Three decades later, investigators have no documents to review and few people to interview. That’s not stopping Reed, however, from looking at the possibility of prosecuting Jones. She is talking to the original investigator in the case and the trial attorney. She is also looking into any admissions Jones may have made in prison.
“I can’t promise that we can re-create this,” she said. “There are going to be issues with missing witnesses and whether the documents are there that we need, but we’re going to look at this with a view to seeing what it is we can do. And if we can do it, we’ll do it.”
Mireena Rodriquez is another mother who’s coming forward. She is willing to exhume the body of her child to confirm her suspicions behind his cause of death.

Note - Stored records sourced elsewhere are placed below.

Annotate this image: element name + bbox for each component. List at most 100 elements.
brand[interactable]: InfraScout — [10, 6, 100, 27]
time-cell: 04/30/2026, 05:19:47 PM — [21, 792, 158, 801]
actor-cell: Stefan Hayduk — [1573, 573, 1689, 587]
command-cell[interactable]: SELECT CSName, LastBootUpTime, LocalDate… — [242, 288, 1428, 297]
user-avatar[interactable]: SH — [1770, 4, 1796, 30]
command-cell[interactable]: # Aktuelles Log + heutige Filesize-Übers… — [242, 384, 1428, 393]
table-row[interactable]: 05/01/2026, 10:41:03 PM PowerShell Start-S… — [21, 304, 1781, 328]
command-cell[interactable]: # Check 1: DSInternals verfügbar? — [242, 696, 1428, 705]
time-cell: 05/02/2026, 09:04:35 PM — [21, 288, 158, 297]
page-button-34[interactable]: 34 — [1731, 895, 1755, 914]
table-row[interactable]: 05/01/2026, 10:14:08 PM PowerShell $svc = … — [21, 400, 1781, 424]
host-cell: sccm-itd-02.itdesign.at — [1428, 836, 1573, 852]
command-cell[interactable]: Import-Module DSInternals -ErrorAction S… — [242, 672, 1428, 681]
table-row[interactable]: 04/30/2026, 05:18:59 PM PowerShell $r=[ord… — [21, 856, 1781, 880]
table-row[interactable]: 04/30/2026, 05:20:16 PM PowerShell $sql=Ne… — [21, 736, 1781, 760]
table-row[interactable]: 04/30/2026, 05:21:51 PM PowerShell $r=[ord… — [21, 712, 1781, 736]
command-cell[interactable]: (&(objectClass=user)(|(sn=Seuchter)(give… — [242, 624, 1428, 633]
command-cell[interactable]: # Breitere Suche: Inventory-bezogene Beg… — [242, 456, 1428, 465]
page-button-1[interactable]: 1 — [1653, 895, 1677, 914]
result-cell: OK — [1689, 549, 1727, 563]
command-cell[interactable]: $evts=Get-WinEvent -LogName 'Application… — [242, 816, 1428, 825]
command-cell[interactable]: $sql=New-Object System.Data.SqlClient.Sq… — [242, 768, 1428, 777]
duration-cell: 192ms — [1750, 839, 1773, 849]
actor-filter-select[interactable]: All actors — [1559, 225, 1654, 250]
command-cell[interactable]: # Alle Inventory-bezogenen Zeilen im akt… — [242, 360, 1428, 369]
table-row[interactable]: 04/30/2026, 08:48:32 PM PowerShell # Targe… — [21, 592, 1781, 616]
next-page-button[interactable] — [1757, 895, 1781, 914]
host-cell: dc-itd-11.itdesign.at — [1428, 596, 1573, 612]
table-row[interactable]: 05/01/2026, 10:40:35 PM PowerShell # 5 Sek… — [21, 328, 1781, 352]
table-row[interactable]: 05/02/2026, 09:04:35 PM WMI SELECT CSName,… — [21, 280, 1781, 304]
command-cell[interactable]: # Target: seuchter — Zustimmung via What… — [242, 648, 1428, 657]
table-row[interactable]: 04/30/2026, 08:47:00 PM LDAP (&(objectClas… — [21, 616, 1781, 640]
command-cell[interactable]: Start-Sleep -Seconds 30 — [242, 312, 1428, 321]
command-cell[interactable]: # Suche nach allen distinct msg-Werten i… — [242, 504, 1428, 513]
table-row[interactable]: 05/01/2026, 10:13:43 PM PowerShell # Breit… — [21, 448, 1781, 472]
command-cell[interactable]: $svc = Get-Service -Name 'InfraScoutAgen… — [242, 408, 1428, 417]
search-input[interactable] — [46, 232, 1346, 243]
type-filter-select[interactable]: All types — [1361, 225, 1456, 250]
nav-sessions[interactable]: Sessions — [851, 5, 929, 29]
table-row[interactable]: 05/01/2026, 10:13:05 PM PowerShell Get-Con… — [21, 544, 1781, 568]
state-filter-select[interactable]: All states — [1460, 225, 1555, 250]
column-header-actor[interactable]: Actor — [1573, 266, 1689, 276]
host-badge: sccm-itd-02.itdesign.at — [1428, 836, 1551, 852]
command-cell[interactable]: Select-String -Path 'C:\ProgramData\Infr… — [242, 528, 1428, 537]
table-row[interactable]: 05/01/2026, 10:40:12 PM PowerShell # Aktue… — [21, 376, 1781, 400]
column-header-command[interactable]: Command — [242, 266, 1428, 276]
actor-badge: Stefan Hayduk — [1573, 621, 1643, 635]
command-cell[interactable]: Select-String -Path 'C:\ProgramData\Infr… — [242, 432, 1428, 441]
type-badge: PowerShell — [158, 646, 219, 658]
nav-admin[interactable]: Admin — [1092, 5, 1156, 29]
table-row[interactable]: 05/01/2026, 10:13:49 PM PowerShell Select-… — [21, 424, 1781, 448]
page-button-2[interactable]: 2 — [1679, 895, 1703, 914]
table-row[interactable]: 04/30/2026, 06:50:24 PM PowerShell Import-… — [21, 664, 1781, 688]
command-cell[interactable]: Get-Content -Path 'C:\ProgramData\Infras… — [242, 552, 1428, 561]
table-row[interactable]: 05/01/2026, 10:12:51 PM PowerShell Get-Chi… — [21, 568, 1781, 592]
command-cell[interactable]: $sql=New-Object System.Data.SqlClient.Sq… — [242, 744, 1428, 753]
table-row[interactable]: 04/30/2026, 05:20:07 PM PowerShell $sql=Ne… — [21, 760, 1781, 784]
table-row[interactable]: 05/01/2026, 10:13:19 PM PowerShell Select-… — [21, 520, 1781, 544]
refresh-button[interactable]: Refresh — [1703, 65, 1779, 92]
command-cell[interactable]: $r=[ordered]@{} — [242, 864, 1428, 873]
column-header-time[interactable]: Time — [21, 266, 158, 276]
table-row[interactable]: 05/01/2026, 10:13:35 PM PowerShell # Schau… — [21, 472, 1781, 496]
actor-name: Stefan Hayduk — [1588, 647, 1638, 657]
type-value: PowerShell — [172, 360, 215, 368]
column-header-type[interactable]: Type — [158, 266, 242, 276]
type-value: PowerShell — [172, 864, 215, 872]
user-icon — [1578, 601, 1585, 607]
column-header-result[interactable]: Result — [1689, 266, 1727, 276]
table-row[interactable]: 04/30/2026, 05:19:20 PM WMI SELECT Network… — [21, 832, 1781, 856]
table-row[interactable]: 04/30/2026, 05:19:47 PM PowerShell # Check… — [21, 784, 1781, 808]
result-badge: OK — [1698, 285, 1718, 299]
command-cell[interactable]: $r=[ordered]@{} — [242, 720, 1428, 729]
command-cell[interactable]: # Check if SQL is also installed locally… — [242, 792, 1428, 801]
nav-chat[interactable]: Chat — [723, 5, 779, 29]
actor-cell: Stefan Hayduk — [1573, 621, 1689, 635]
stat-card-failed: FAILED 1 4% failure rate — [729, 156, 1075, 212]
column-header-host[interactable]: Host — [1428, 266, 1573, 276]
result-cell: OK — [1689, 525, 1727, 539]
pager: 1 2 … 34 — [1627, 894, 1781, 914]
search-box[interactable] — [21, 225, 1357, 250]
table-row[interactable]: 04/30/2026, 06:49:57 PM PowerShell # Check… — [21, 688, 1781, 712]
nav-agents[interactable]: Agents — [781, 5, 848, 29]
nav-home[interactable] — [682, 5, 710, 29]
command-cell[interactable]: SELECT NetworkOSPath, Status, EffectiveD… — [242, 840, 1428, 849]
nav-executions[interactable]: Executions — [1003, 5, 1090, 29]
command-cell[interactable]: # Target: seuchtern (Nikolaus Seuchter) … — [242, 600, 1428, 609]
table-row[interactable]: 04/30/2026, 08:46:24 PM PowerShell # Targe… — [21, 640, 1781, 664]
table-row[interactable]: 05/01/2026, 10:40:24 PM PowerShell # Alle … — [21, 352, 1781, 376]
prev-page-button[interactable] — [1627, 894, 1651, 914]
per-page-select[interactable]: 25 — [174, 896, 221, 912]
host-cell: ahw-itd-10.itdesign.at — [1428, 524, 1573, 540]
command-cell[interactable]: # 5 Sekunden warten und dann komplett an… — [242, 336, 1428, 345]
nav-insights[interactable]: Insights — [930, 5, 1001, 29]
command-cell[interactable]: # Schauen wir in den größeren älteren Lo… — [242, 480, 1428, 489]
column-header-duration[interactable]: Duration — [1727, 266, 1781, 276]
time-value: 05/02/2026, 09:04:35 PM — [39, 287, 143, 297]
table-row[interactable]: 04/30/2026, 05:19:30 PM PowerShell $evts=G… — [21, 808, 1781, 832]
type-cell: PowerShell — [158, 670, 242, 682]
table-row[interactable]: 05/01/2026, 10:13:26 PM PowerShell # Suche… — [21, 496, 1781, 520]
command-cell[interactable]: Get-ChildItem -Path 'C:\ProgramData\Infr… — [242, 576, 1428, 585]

“I know beyond a shadow of a doubt that lady murdered my child,” she told HLN. “I was 15 years old at the time, but I was a mommy, and I knew that something wasn’t right. You take your child in for an immunization to a clinic, and he has a code blue going on after an injection of whatever was supposed to help. Right at that moment I did not know it was her, but I knew something wasn’t right.”
‘I didn’t do anything’
Carole Young Prison Hospital officials in Dickenson, Texas, denied HLN’s request for an interview with Jones due to her poor health.
Jones has continued to maintain her innocence. Shortly after her 1984 conviction, she said, “If I have to spend 99 years in solitary, I could live with myself, because I didn’t do anything.”